P-38 captured!

One of the captured P-38s was delivered to the Germans by an American pilot who defected:

Captured P-38 Lightning

Actually an F-5E, a reconnaissance version of the P-38. This particular aircraft, sporting Luftwaffe markings, was stolen by American pilot Martin James Monti when he defected to the German side.

Monti left his base in Karachi, Pakistan on October 13, 1944, hitched a ride aboard a C-46 to Cairo, and from there he traveled to Italy via Tripoli. He stole the plane from the 354th Air Service Squadron and flew it to Milan, where he surrendered it to the Germans and defected. He became a member of the SS, gained the rank of lieutenant, and participated in radio propaganda broadcasts to the United States and to American troops in Europe under the pseudonym Captain Martin Wiethaupt. After the German surrender, he returned to Italy and and turned himself in at the Fifth Army Headquarters, still wearing his SS uniform.

Monti was court-martialed and sentenced to 15 years for desertion, but was pardoned after less than a year on the condition that he join the Army as a private. In 1948, having achieved the rank of sergeant, he was given a general discharge under honorable conditions, but was promptly arrested by the FBI, as his activities in Germany had become known. Ultimately, Monti was tried for treason and sentenced to 25 years in prison and a $10,000 fine. He was paroled in 1960, and died in 2000.
 
The Italians acquired a P-38G due to a navigational error:


U.S. Army Air Force Resource Center - A Warbirds Resource Group Site

Italian pilots in the Mediterranean theatre started to face P-38s from late 1942 and considered it a formidable foe compared to other fighters, including the Supermarine Spitfire. A small number of P-38s fell into the hands of German and Italian units and were subsequently tested and used in combat.

On 12 June 1943, a P-38G, while flying a special mission between Gibraltar and Malta, landed on the airfield of Capoterra (Cagliari), in Sardinia, from navigation error due to a compass failure.
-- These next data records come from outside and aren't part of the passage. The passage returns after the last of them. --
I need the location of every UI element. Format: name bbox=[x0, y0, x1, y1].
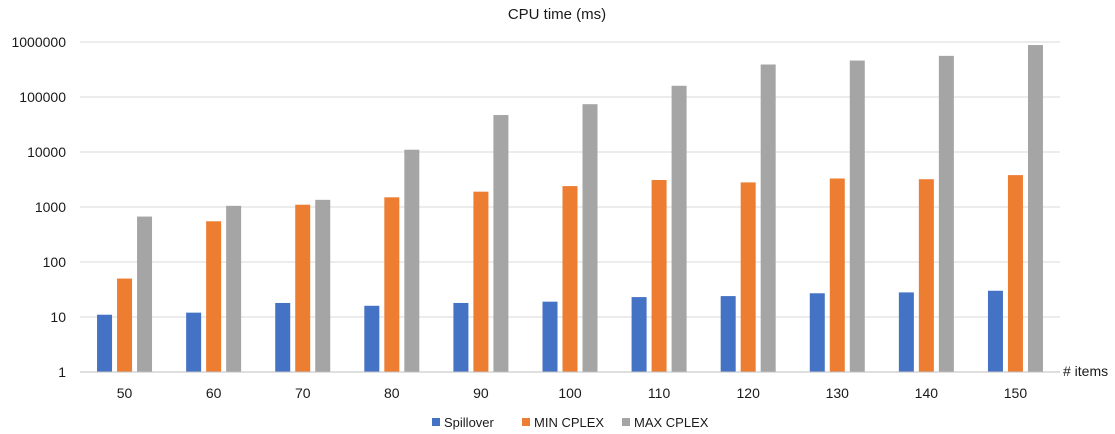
bar-min-cplex bbox=[918, 179, 934, 372]
x-axis-label: # items bbox=[1063, 363, 1108, 379]
legend-label: Spillover bbox=[444, 415, 495, 430]
bar-spillover bbox=[631, 297, 647, 372]
bar-max-cplex bbox=[671, 85, 687, 372]
bar-max-cplex bbox=[849, 60, 865, 373]
bar-min-cplex bbox=[651, 179, 667, 372]
y-axis-ticks: 1 10 100 1000 10000 100000 1000000 bbox=[11, 34, 66, 380]
bar-min-cplex bbox=[562, 186, 578, 372]
bar-max-cplex bbox=[404, 149, 420, 372]
bars bbox=[97, 45, 1043, 373]
legend: Spillover MIN CPLEX MAX CPLEX bbox=[432, 415, 709, 430]
x-tick-label: 150 bbox=[1004, 385, 1028, 401]
y-tick-label: 100000 bbox=[19, 89, 66, 105]
x-tick-label: 110 bbox=[648, 385, 671, 401]
bar-max-cplex bbox=[760, 64, 776, 372]
bar-max-cplex bbox=[226, 205, 242, 372]
bar-spillover bbox=[542, 301, 558, 372]
bar-min-cplex bbox=[206, 221, 222, 372]
x-tick-label: 80 bbox=[384, 385, 400, 401]
bar-spillover bbox=[987, 290, 1003, 372]
bar-min-cplex bbox=[473, 191, 489, 372]
x-tick-label: 130 bbox=[826, 385, 850, 401]
x-tick-label: 120 bbox=[737, 385, 761, 401]
y-tick-label: 100 bbox=[43, 254, 67, 270]
x-tick-label: 50 bbox=[117, 385, 133, 401]
bar-min-cplex bbox=[117, 278, 133, 372]
legend-swatch bbox=[522, 418, 530, 426]
bar-max-cplex bbox=[582, 104, 598, 372]
bar-spillover bbox=[898, 292, 914, 372]
bar-spillover bbox=[720, 296, 736, 372]
bar-spillover bbox=[97, 314, 113, 372]
x-tick-label: 90 bbox=[473, 385, 489, 401]
y-tick-label: 1000 bbox=[35, 199, 66, 215]
x-axis-ticks: 50 60 70 80 90 100 110 120 130 140 150 bbox=[117, 385, 1028, 401]
y-tick-label: 1000000 bbox=[11, 34, 66, 50]
bar-spillover bbox=[453, 302, 469, 372]
legend-label: MIN CPLEX bbox=[534, 415, 604, 430]
bar-max-cplex bbox=[315, 199, 331, 372]
bar-spillover bbox=[186, 312, 202, 372]
bar-spillover bbox=[809, 293, 825, 372]
y-tick-label: 10 bbox=[50, 309, 66, 325]
x-tick-label: 60 bbox=[206, 385, 222, 401]
legend-swatch bbox=[622, 418, 630, 426]
bar-min-cplex bbox=[1007, 175, 1023, 372]
bar-min-cplex bbox=[829, 178, 845, 372]
y-tick-label: 1 bbox=[58, 364, 66, 380]
legend-swatch bbox=[432, 418, 440, 426]
bar-spillover bbox=[275, 302, 291, 372]
bar-max-cplex bbox=[137, 216, 153, 372]
x-tick-label: 100 bbox=[558, 385, 582, 401]
y-tick-label: 10000 bbox=[27, 144, 66, 160]
bar-min-cplex bbox=[295, 204, 311, 372]
legend-label: MAX CPLEX bbox=[634, 415, 709, 430]
bar-spillover bbox=[364, 305, 380, 372]
bar-max-cplex bbox=[938, 55, 954, 372]
bar-max-cplex bbox=[1027, 45, 1043, 372]
x-tick-label: 140 bbox=[915, 385, 939, 401]
bar-min-cplex bbox=[740, 182, 756, 372]
chart-title: CPU time (ms) bbox=[508, 6, 606, 23]
x-tick-label: 70 bbox=[295, 385, 311, 401]
bar-max-cplex bbox=[493, 115, 509, 373]
bar-min-cplex bbox=[384, 197, 400, 372]
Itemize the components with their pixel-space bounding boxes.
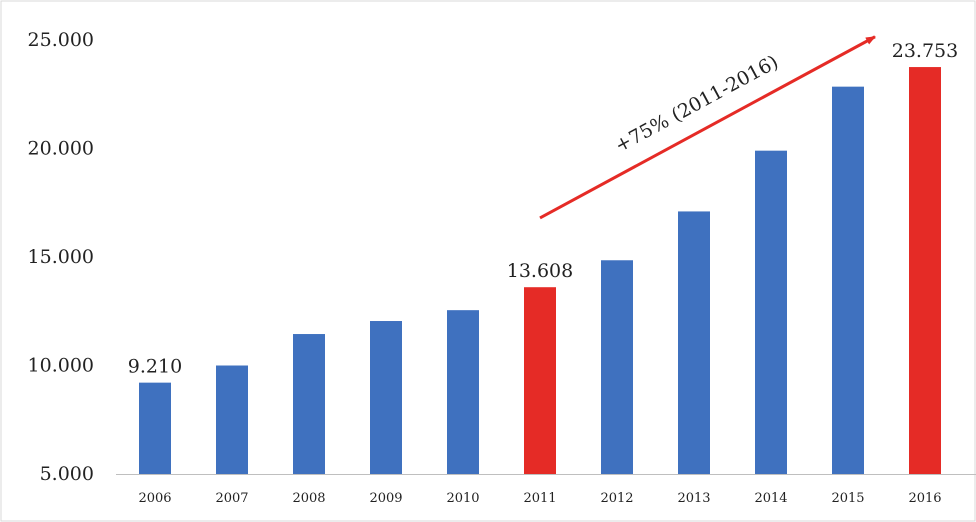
bar-2010 <box>447 310 479 474</box>
y-tick-label: 10.000 <box>28 355 94 377</box>
x-tick-label: 2015 <box>831 491 864 506</box>
bar-2014 <box>755 150 787 475</box>
growth-arrow <box>539 35 876 220</box>
bar-2009 <box>370 321 402 474</box>
y-tick-label: 25.000 <box>28 29 94 51</box>
bars <box>139 67 941 475</box>
bar-2006 <box>139 382 171 474</box>
x-tick-label: 2013 <box>677 491 710 506</box>
y-tick-label: 15.000 <box>28 246 94 268</box>
bar-2013 <box>678 211 710 474</box>
data-label-2016: 23.753 <box>892 40 958 62</box>
x-tick-label: 2010 <box>446 491 479 506</box>
bar-2015 <box>832 86 864 474</box>
x-tick-label: 2016 <box>908 491 941 506</box>
y-axis: 5.000 10.000 15.000 20.000 25.000 <box>28 29 94 485</box>
x-tick-label: 2008 <box>292 491 325 506</box>
bar-2011 <box>524 287 556 474</box>
x-axis: 2006 2007 2008 2009 2010 2011 2012 2013 2014 2015… <box>116 474 976 506</box>
data-label-2011: 13.608 <box>507 260 573 282</box>
y-tick-label: 20.000 <box>28 138 94 160</box>
x-tick-label: 2006 <box>138 491 171 506</box>
bar-2008 <box>293 334 325 474</box>
bar-2007 <box>216 365 248 474</box>
bar-2012 <box>601 260 633 474</box>
data-labels: 9.210 13.608 23.753 <box>128 40 958 378</box>
bar-2016 <box>909 67 941 474</box>
x-tick-label: 2012 <box>600 491 633 506</box>
data-label-2006: 9.210 <box>128 356 182 378</box>
x-tick-label: 2007 <box>215 491 248 506</box>
x-tick-label: 2014 <box>754 491 787 506</box>
x-tick-label: 2009 <box>369 491 402 506</box>
y-tick-label: 5.000 <box>40 463 94 485</box>
x-tick-label: 2011 <box>523 491 556 506</box>
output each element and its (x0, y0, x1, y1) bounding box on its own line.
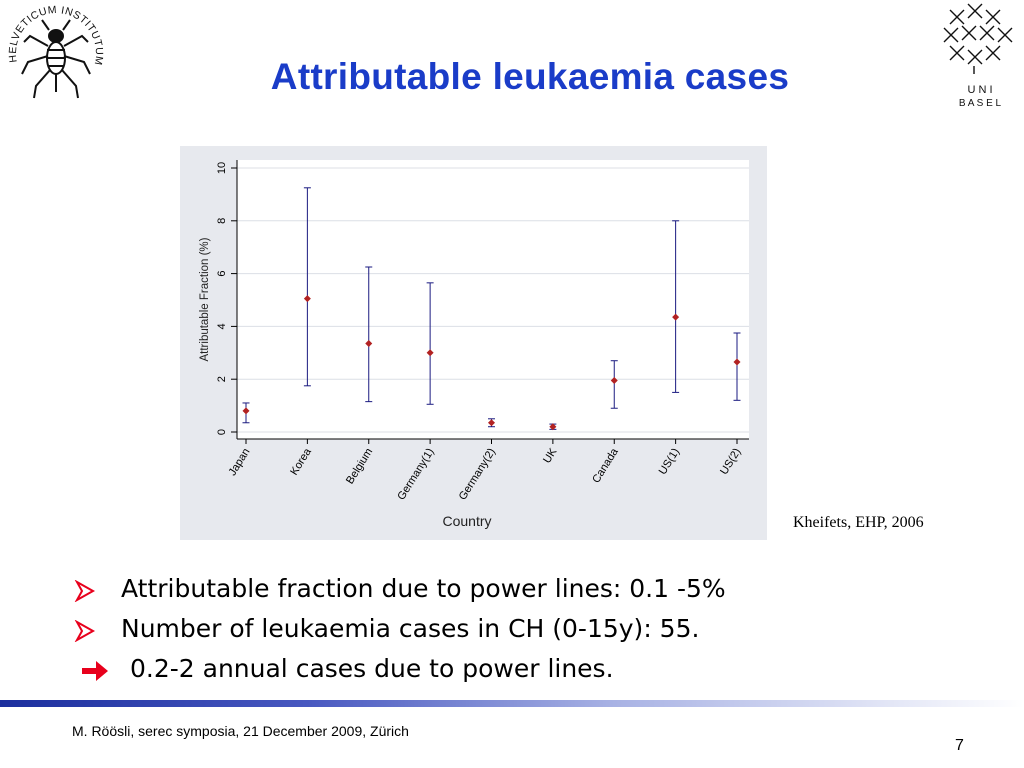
uni-basel-logo: U N I B A S E L (943, 3, 1013, 109)
data-point (610, 377, 618, 385)
x-tick-label: US(1) (657, 446, 682, 477)
attributable-fraction-chart: 0 2 4 6 8 10 Attributable Fraction (%) Japan Kor… (199, 160, 749, 529)
y-tick-label: 6 (216, 271, 228, 277)
x-tick-label: US(2) (718, 446, 743, 477)
y-tick-label: 4 (216, 323, 228, 329)
right-arrow-icon (82, 661, 108, 681)
data-point (672, 313, 680, 321)
x-tick-label: Japan (226, 446, 252, 478)
mosquito-icon (21, 19, 91, 99)
data-point (303, 295, 311, 303)
page-number: 7 (955, 737, 964, 754)
x-axis-label: Country (442, 513, 491, 529)
data-point (242, 407, 250, 415)
arrowhead-bullet-icon (74, 580, 96, 602)
arrowhead-bullet-icon (74, 620, 96, 642)
basel-pattern-icon (943, 3, 1013, 74)
data-point (365, 340, 373, 348)
plot-area (237, 160, 749, 439)
conclusion-text: 0.2-2 annual cases due to power lines. (130, 654, 614, 683)
y-tick-label: 2 (216, 376, 228, 382)
y-tick-label: 0 (216, 429, 228, 435)
y-tick-label: 8 (216, 218, 228, 224)
bullet-text: Attributable fraction due to power lines… (121, 574, 726, 603)
y-axis-label: Attributable Fraction (%) (199, 237, 211, 361)
x-tick-label: Korea (288, 445, 314, 477)
data-point (733, 358, 741, 366)
y-tick-label: 10 (216, 162, 228, 174)
x-tick-label: Germany(1) (395, 446, 436, 502)
citation: Kheifets, EHP, 2006 (793, 514, 924, 531)
x-tick-label: Belgium (344, 446, 375, 486)
x-tick-label: Germany(2) (457, 446, 498, 502)
x-tick-label: UK (541, 446, 560, 466)
data-point (549, 423, 557, 431)
footer-text: M. Röösli, serec symposia, 21 December 2… (72, 723, 409, 739)
chart-panel: 0 2 4 6 8 10 Attributable Fraction (%) Japan Kor… (180, 146, 767, 540)
x-tick-label: Canada (590, 445, 621, 485)
footer-bar (0, 700, 1024, 707)
slide-title: Attributable leukaemia cases (270, 56, 790, 97)
data-point (488, 419, 495, 427)
basel-label: B A S E L (959, 98, 1002, 109)
bullet-text: Number of leukaemia cases in CH (0-15y):… (121, 614, 700, 643)
swiss-tph-logo: HELVETICUM INSTITUTUM TROPOLOGICUM (0, 0, 105, 99)
uni-label: U N I (967, 84, 992, 96)
data-point (426, 349, 434, 357)
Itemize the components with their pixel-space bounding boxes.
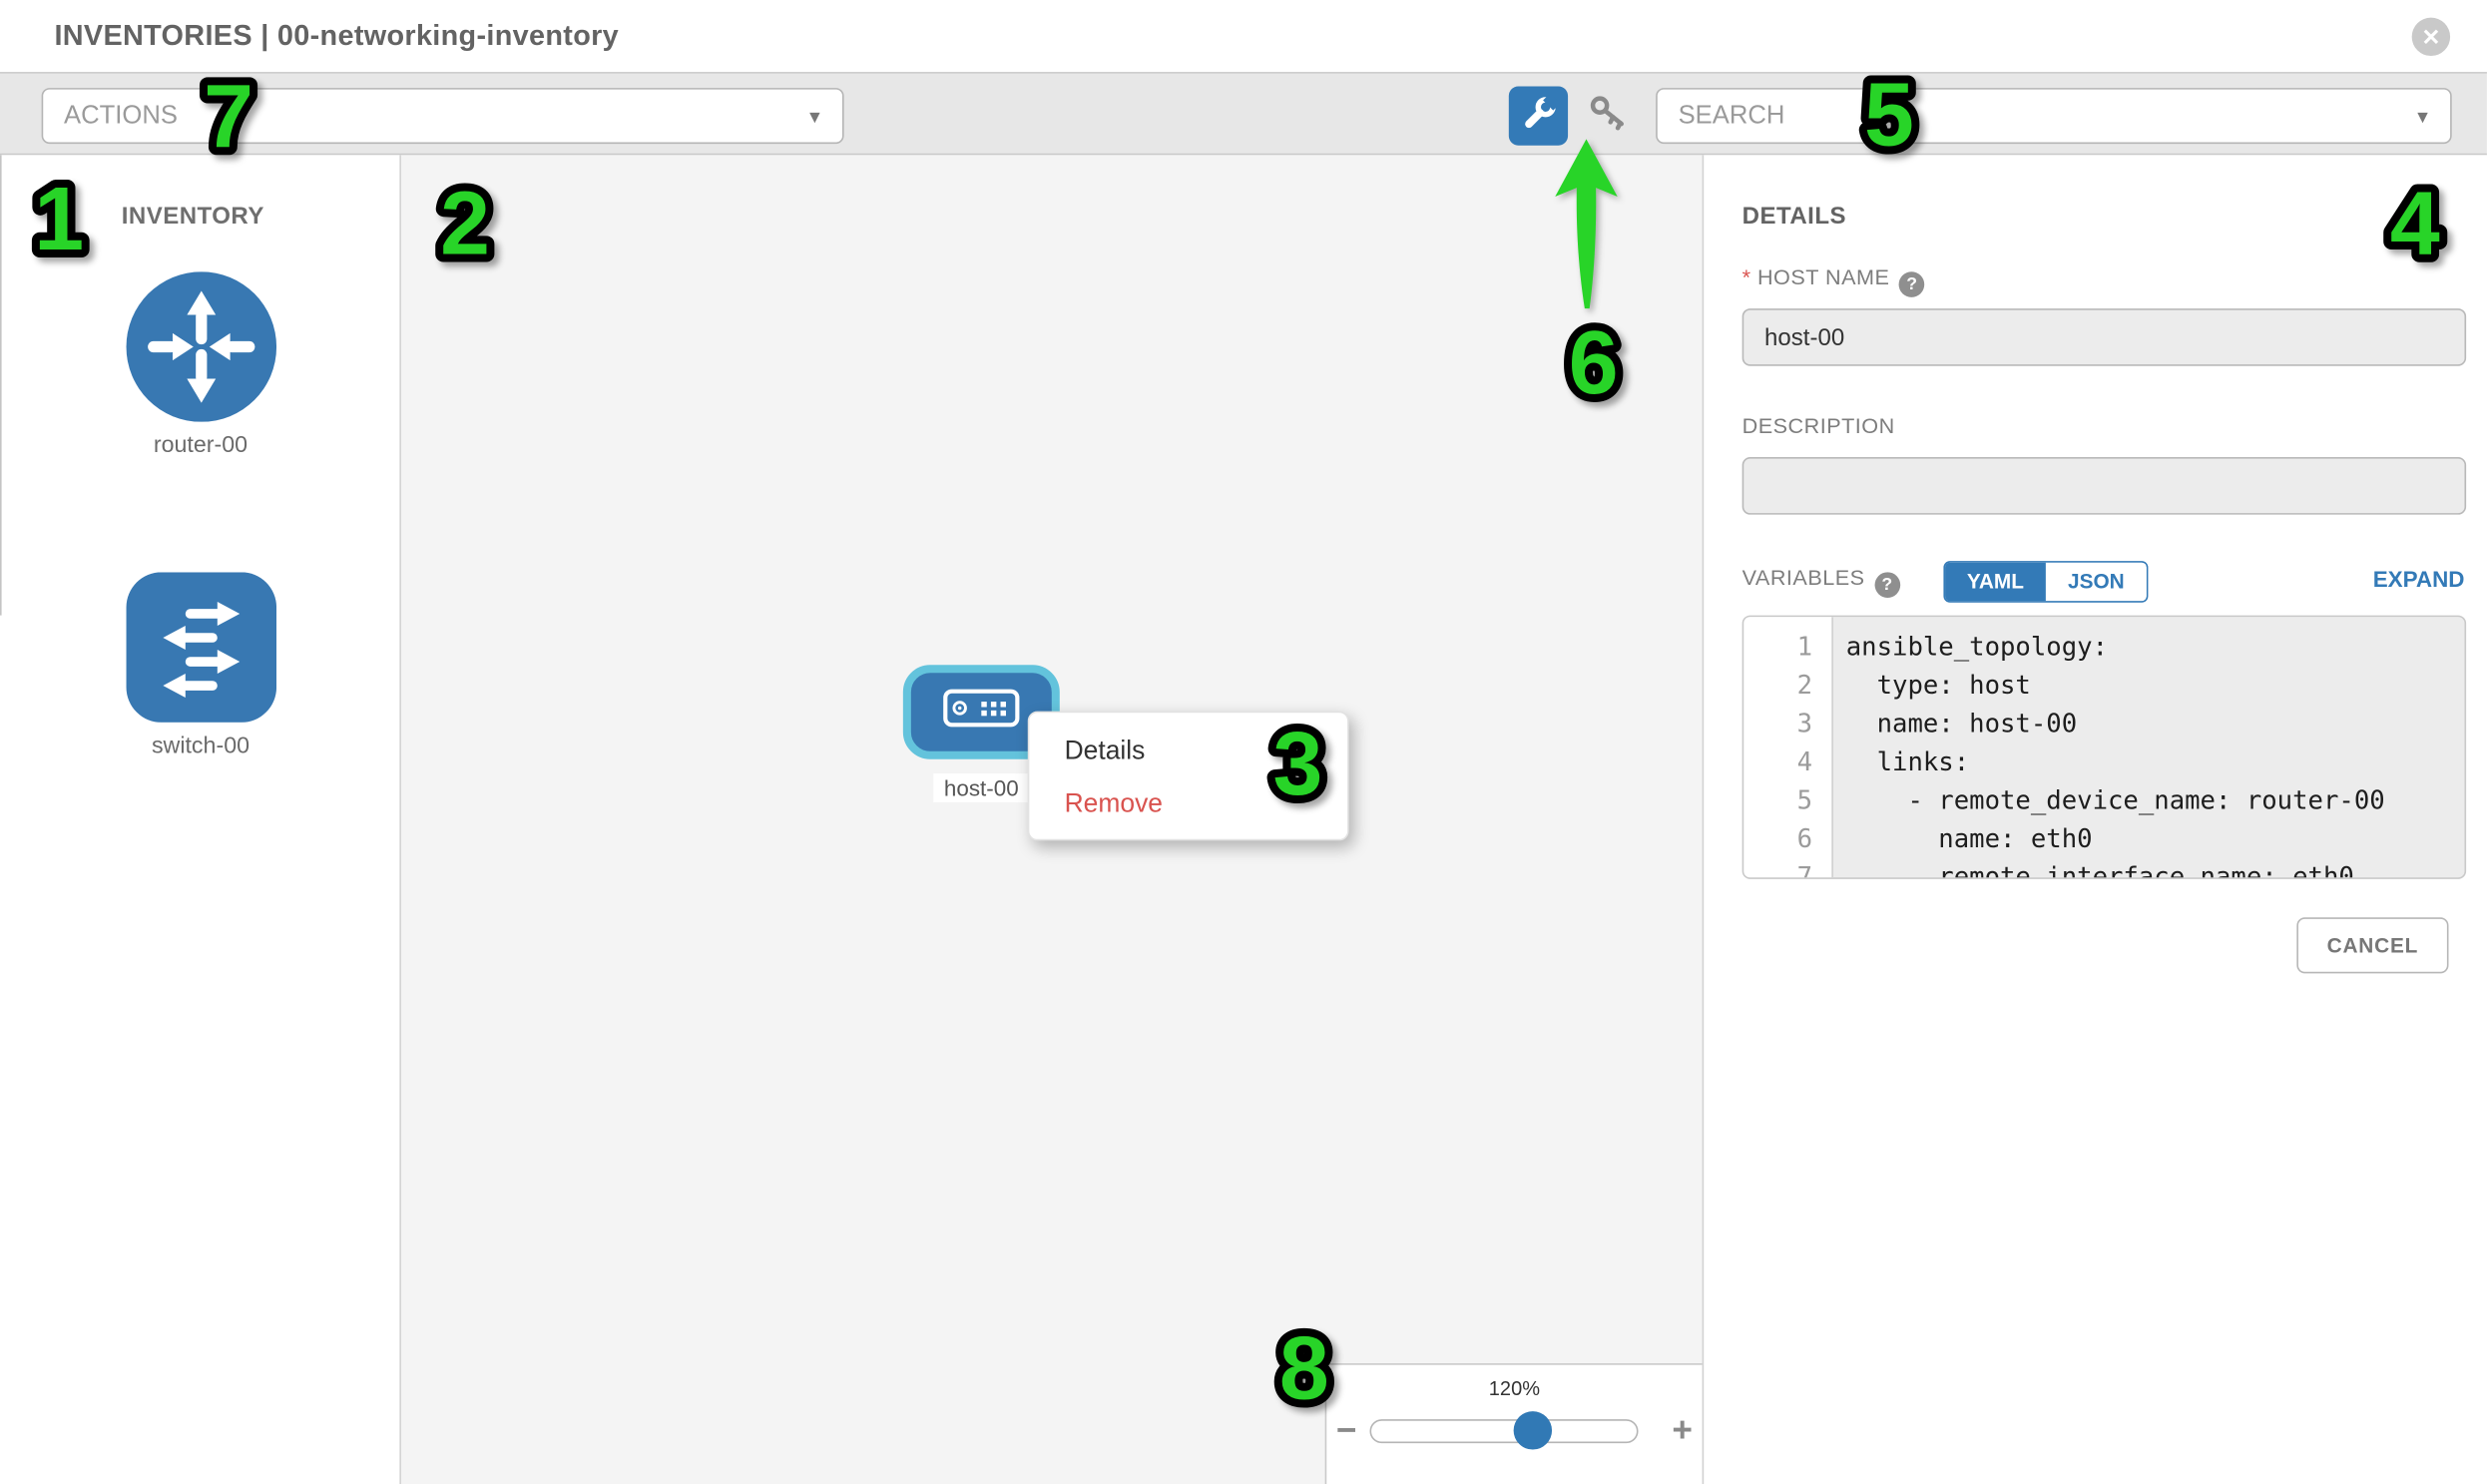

Regia Aeronautica chief test pilot colonnello Lieutenant Colonel Angelo Tondi flew the aircraft to Guidonia airfield where the P-38G was evaluated. On 11 August 1943, Tondi took off to intercept a formation of about 50 B-24s, returning from the bombing of Terni (Umbria). Tondi attacked a bomber that fell off the shore of Torvaianica, near Rome, while six airmen were parachuting. That was the first and last war mission for the plane, as the Italian petrol was too corrosive for the Lockheed tanks. Other Lightnings were eventually acquired by Italy for postwar service.